It is. Apple has their own private API for their "menu extras" and actually
loads them into the windowserver itself. It's a major PITA to support one of
these things, so only a very small number of third party apps choose to do it.

The alternative public API is basically just a tiny window for each item
sitting in the menubar. There's no technical reason why Apple couldn't
implement the same kind of command-drag behaviour, but thus far they haven't.

------
joshcorbin
I use gkrellm in the top right corner, and a small vertical panel in the lower
right corner that has a clock and notification, nothing else.
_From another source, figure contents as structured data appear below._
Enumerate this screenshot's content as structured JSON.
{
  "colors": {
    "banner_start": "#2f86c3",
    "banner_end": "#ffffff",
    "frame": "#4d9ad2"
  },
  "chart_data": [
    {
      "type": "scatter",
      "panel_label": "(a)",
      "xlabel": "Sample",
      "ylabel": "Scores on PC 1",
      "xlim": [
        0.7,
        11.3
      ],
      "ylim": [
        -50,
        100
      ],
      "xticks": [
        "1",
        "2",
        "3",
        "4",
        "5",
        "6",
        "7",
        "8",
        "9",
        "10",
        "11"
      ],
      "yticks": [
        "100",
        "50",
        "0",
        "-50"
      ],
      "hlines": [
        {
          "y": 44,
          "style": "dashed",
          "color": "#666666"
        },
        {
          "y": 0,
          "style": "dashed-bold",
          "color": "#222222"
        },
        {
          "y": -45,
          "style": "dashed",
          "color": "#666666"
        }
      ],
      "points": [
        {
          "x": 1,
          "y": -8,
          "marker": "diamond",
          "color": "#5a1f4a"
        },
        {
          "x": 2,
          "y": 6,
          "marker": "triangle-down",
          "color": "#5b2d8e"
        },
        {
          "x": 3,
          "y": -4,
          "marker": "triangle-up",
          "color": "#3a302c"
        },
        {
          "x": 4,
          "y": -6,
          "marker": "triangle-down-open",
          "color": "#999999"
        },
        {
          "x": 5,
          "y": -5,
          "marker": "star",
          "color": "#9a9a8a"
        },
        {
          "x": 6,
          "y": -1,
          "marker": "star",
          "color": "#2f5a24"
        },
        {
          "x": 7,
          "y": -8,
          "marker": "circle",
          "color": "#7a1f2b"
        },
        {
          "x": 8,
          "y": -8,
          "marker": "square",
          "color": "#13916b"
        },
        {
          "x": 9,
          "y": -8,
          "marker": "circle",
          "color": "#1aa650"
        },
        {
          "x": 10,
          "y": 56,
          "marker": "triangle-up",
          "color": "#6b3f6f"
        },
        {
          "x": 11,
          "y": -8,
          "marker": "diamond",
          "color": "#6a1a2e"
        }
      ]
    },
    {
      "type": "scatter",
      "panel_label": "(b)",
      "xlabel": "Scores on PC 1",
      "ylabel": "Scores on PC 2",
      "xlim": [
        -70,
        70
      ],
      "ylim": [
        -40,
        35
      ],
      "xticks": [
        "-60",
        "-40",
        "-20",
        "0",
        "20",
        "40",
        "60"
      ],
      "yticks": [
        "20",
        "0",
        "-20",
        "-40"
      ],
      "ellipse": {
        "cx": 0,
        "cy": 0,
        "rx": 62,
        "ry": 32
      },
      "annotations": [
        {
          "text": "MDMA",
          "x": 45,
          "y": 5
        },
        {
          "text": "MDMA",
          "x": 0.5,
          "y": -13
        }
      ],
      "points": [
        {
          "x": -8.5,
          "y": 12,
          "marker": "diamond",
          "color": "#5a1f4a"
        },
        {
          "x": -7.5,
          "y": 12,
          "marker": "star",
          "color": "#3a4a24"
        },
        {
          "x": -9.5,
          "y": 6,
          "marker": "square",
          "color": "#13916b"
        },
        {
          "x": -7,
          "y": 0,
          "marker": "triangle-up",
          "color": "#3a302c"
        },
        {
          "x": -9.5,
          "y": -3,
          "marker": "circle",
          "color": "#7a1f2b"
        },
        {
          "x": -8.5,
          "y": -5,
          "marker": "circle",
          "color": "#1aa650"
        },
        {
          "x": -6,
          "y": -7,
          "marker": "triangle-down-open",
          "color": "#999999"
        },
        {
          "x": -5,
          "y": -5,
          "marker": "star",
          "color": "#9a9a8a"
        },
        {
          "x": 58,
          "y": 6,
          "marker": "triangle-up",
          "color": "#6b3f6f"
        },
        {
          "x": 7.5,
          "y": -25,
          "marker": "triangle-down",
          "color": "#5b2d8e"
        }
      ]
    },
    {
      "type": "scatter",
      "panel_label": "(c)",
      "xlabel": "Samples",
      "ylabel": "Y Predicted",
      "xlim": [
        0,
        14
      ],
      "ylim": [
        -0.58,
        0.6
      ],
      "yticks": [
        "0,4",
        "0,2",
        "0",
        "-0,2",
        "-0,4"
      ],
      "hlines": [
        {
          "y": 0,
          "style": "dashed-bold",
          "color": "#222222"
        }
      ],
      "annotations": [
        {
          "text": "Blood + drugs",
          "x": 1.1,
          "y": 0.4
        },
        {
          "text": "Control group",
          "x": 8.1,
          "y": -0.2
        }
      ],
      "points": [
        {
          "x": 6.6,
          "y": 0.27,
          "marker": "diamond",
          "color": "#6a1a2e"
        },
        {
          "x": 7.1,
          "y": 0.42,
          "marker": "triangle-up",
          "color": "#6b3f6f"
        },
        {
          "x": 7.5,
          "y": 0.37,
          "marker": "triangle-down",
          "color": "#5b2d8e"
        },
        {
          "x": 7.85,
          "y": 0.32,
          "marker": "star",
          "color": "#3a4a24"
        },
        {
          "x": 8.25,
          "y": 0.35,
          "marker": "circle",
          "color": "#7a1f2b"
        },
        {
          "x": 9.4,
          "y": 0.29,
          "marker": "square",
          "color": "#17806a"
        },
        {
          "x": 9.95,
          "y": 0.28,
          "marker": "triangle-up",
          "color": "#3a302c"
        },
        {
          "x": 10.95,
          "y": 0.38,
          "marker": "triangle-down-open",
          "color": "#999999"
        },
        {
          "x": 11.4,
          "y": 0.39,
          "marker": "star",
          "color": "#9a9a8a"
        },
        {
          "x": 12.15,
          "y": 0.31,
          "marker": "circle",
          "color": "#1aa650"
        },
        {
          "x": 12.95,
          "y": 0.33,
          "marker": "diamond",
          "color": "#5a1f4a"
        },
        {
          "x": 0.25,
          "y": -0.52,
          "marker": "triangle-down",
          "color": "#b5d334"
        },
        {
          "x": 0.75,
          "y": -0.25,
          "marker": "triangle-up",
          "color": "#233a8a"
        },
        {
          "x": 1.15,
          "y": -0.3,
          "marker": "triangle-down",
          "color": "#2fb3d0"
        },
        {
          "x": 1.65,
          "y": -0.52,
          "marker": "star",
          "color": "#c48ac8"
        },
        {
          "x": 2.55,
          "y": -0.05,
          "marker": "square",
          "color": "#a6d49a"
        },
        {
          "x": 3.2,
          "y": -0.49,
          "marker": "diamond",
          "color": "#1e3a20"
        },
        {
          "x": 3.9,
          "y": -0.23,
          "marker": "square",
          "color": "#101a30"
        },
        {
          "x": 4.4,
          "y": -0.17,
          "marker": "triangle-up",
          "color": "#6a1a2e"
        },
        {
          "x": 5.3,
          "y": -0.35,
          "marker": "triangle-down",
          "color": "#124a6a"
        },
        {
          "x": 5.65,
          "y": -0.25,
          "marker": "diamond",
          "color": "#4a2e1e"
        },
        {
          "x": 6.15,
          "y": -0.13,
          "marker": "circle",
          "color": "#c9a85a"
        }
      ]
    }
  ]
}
I find that tucking the clock away in this place where my eyes scan to last
causes me to look at it very little except when I want to.

------
wilbur-d
I no longer even use a menu bar at all. It took a few days to get used to it
but I don't miss it.

------
AdamTReineke
At an internship two summers ago, I found the last few hours on Fridays took
forever, so I started covering the clock the corner of my screen with a post-
it note with a smiley face on it. It helped quite a bit. :-)

------
RedReaper132
Because I have my bar set to auto hide I totally forget about time when I
work. Alarm reminders are great to remind you that you should take a break :)

------
eddanger
I need to see my clock so I can spend at least a good hour dreading the next
scheduled conference call!